Ridiculous eh? You will be trying to tell us that no other countries intelligence services were compromised?
I mean, not Russia or America, right? Or is it comforting being in denial? What Intelligence agency experience have you? If you have none then you are giving us your opinion and not dealing in facts.
 
I'm surprised the Stasi has not been bought up. I would consider it an 'intelligence' agency - one which gathered intelligence on it's own people rather than those of another country or power bloc. It created a massive network of informers and amassed vast quantities of data on East German citizens. Rarely can the information-gathering apparatus of a state have been so pervasive and so invasive as the Stasi was...

The Stasi has been brought up. The HVA was the foreign intel service of the Stasi.
 
British intelligence was totally compromised by the 1960s so the idea that it "punched above its weight" is ridiculous.
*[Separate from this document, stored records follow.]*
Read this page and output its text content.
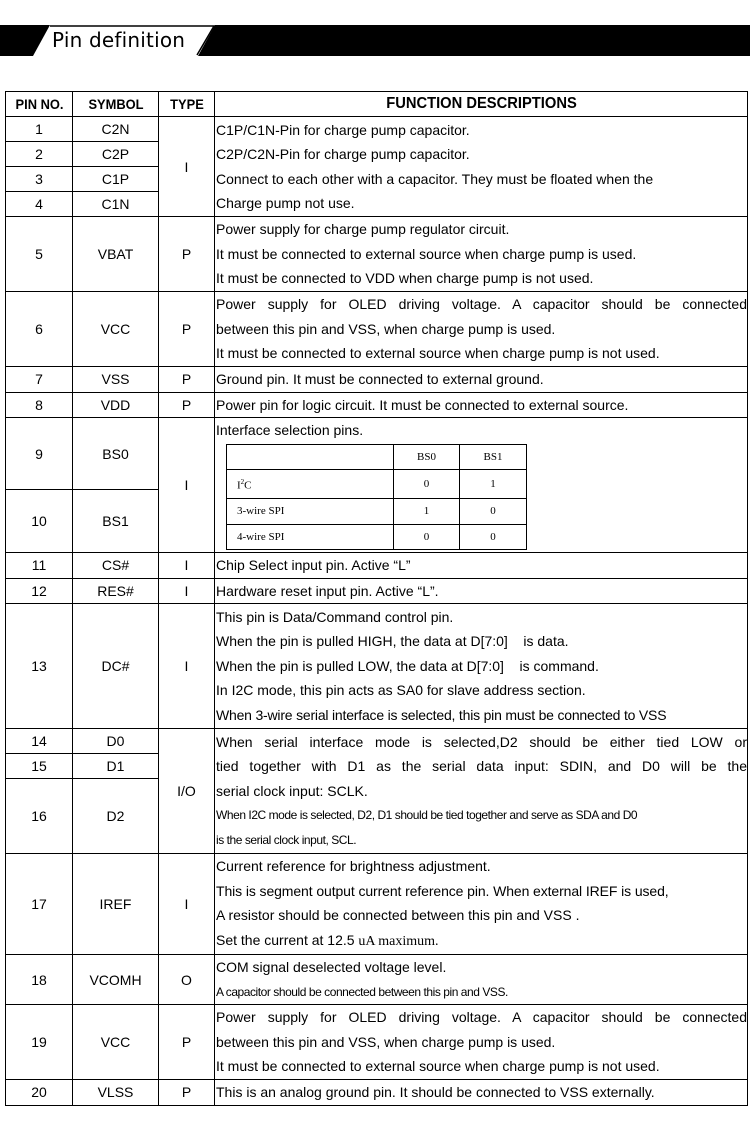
Pin definition
PIN NO.	SYMBOL	TYPE	FUNCTION DESCRIPTIONS
1	C2N	I	
C1P/C1N-Pin for charge pump capacitor.
C2P/C2N-Pin for charge pump capacitor.
Connect to each other with a capacitor. They must be floated when the
Charge pump not use.

2	C2P
3	C1P
4	C1N
5	VBAT	P	
Power supply for charge pump regulator circuit.
It must be connected to external source when charge pump is used.
It must be connected to VDD when charge pump is not used.

6	VCC	P	
Power supply for OLED driving voltage. A capacitor should be connected
between this pin and VSS, when charge pump is used.
It must be connected to external source when charge pump is not used.

7	VSS	P	Ground pin. It must be connected to external ground.

8	VDD	P	Power pin for logic circuit. It must be connected to external source.

9	BS0	I	
Interface selection pins.
	BS0	BS1
$I^2C$	0	1
3-wire SPI	1	0
4-wire SPI	0	0

10	BS1
11	CS#	I	Chip Select input pin. Active “L”

12	RES#	I	Hardware reset input pin. Active “L”.

13	DC#	I	
This pin is Data/Command control pin.
When the pin is pulled HIGH, the data at D[7:0]    is data.
When the pin is pulled LOW, the data at D[7:0]    is command.
In I2C mode, this pin acts as SA0 for slave address section.
When 3-wire serial interface is selected, this pin must be connected to VSS

14	D0	I/O	
When serial interface mode is selected,D2 should be either tied LOW or
tied together with D1 as the serial data input: SDIN, and D0 will be the
serial clock input: SCLK.
When I2C mode is selected, D2, D1 should be tied together and serve as SDA and D0
is the serial clock input, SCL.

15	D1
16	D2
17	IREF	I	
Current reference for brightness adjustment.
This is segment output current reference pin. When external IREF is used,
A resistor should be connected between this pin and VSS .
Set the current at 12.5 uA maximum.

18	VCOMH	O	
COM signal deselected voltage level.
A capacitor should be connected between this pin and VSS.

19	VCC	P	
Power supply for OLED driving voltage. A capacitor should be connected
between this pin and VSS, when charge pump is used.
It must be connected to external source when charge pump is not used.

20	VLSS	P	This is an analog ground pin. It should be connected to VSS externally.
This also lead to a long lasting distrust and souring of the relationship between the British service(s) and those of their closest ally in the United States. Intelligence sharing was curtailed for many years.
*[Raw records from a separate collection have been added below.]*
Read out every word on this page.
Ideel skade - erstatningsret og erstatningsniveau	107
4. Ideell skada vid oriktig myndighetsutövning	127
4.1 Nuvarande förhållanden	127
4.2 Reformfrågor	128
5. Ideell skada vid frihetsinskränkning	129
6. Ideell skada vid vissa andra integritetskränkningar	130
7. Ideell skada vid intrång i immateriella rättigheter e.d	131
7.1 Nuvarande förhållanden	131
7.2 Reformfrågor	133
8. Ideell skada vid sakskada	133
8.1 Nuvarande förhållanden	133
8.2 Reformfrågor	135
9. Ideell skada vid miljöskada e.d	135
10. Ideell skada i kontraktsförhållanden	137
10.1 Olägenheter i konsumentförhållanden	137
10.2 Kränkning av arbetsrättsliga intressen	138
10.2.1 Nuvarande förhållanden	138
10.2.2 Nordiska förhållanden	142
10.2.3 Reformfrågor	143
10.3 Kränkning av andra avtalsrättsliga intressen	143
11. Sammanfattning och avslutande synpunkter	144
Ridiculous eh? You will be trying to tell us that no other countries intelligence services were compromised?
I mean, not Russia or America, right? Or is it comforting being in denial? What Intelligence agency experience have you? If you have none then you are giving us your opinion and not dealing in facts.

Many intelligence services become compromised to some extent. MI6 in the post war years was penetrated at the highest levels. Kim Philby was MI6 liason to the CIA (as first secretary in the Washington embassy) from IIRC 1949.He was working for the Soviet Union for God's sake! Angleton (you look him up) was so suspicious of him that Bedell Smith (look him up too) threatened to suspend the intelligence relationship between the US and UK until he was removed. Hardly conducive to the security of the NATO alliance.All this is in the public domain and it is all fact,not opinion.
MI6 then spent twenty years chasing its own tail and by all accounts (public again) became a very paranoid organisation to work in and not particularly efficient or effective.I am not denying it its achievments,notably some well known and senior KGB officers that it managed to "turn".
I am a keen amateur historian I can only access material in the public domain,you may be surprised how much there is. Freedom of information means just that.